М-да… оркам лучше не краснеть. И мне в том числе.
Тем временем, тетушка Хави справилась со смущением и все же ответила на мой вопрос:
— Слыхала я, что молоденьким ориссам в первый раз больно бывает, и крови они теряют много, но у нас с мужем не так было. И боли я почти не ощутила, и крови совсем немного пролила. Думаю, твой трибун о тебе позаботится, Барбра! Вон он как тобой дорожит! Против целого клана пойти не побоялся!
— Неужели кто-то рискнул бы на трибуна напасть?! — я как-то с опозданием испугалась за Алаира.
— Напасть не напали бы: это против чести. А вот на поединок тот же Ардэн мог вызвать, а потом и кто-то из его друзей или братьев… — не стала успокаивать меня банщица.
— Трибун бы всех победил! — с гордостью за своего жениха заявила я.
— А тут не угадаешь, Барбра. Дух Великой Степи мог все по-своему решить… — тетушка Хави рванула очередную парафиновую полоску, и я снова заскрежетала зубами. Стало не до болтовни.
— Долго еще? — спросила, кое-как отдышавшись.
— Да уж почти закончили, — кивнула моя мучительница.
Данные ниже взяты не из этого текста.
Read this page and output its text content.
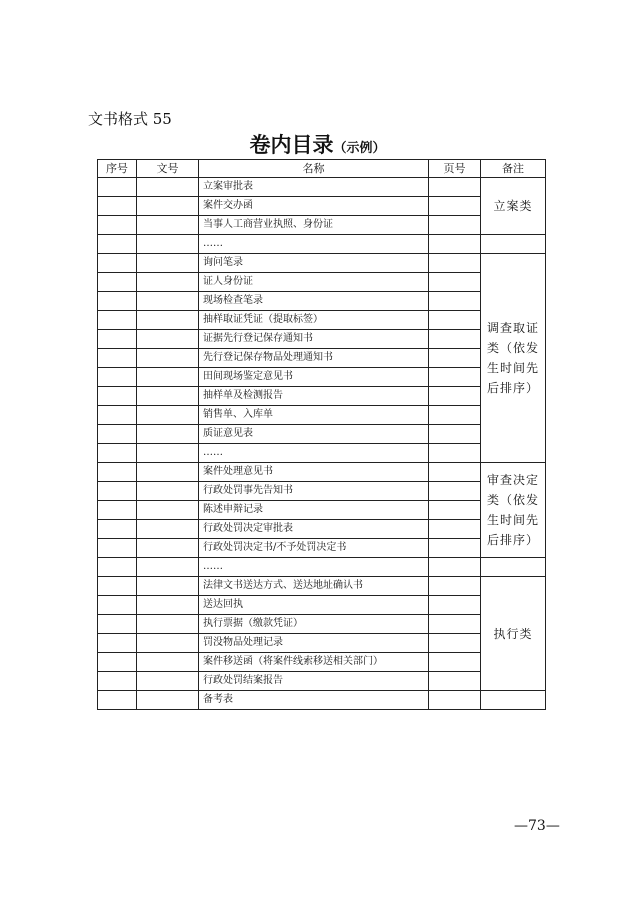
文书格式 55
卷内目录（示例）
序号	文号	名称	页号	备注
		立案审批表		立案类
		案件交办函		
		当事人工商营业执照、身份证		
		……		
		询问笔录		调查取证类（依发生时间先后排序）
		证人身份证		
		现场检查笔录		
		抽样取证凭证（提取标签）		
		证据先行登记保存通知书		
		先行登记保存物品处理通知书		
		田间现场鉴定意见书		
		抽样单及检测报告		
		销售单、入库单		
		质证意见表		
		……		
		案件处理意见书		审查决定类（依发生时间先后排序）
		行政处罚事先告知书		
		陈述申辩记录		
		行政处罚决定审批表		
		行政处罚决定书/不予处罚决定书		
		……		
		法律文书送达方式、送达地址确认书		执行类
		送达回执		
		执行票据（缴款凭证）		
		罚没物品处理记录		
		案件移送函（将案件线索移送相关部门）		
		行政处罚结案报告		
		备考表		
—73—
И не обманула. Еще две полоски, успокаивающая мазь — и вот я, непривычно голая в самом интимном месте, натягиваю на плечи широченный роуб — местный банный халат — и враскорячку топаю по лестницам с высокими ступенями на второй этаж, в отведенную мне гостевую комнату.
В спальне меня дожидался легкий ужин из каких-то пророщенных зерен, сладкого то ли варенья, то ли джема, и из травяного чая с необычным ароматом.
С удовольствием съев скромное угощение, я прилегла на широкую лавку, смежила веки, намереваясь немного отдохнуть и обдумать, что и как говорить трибуну.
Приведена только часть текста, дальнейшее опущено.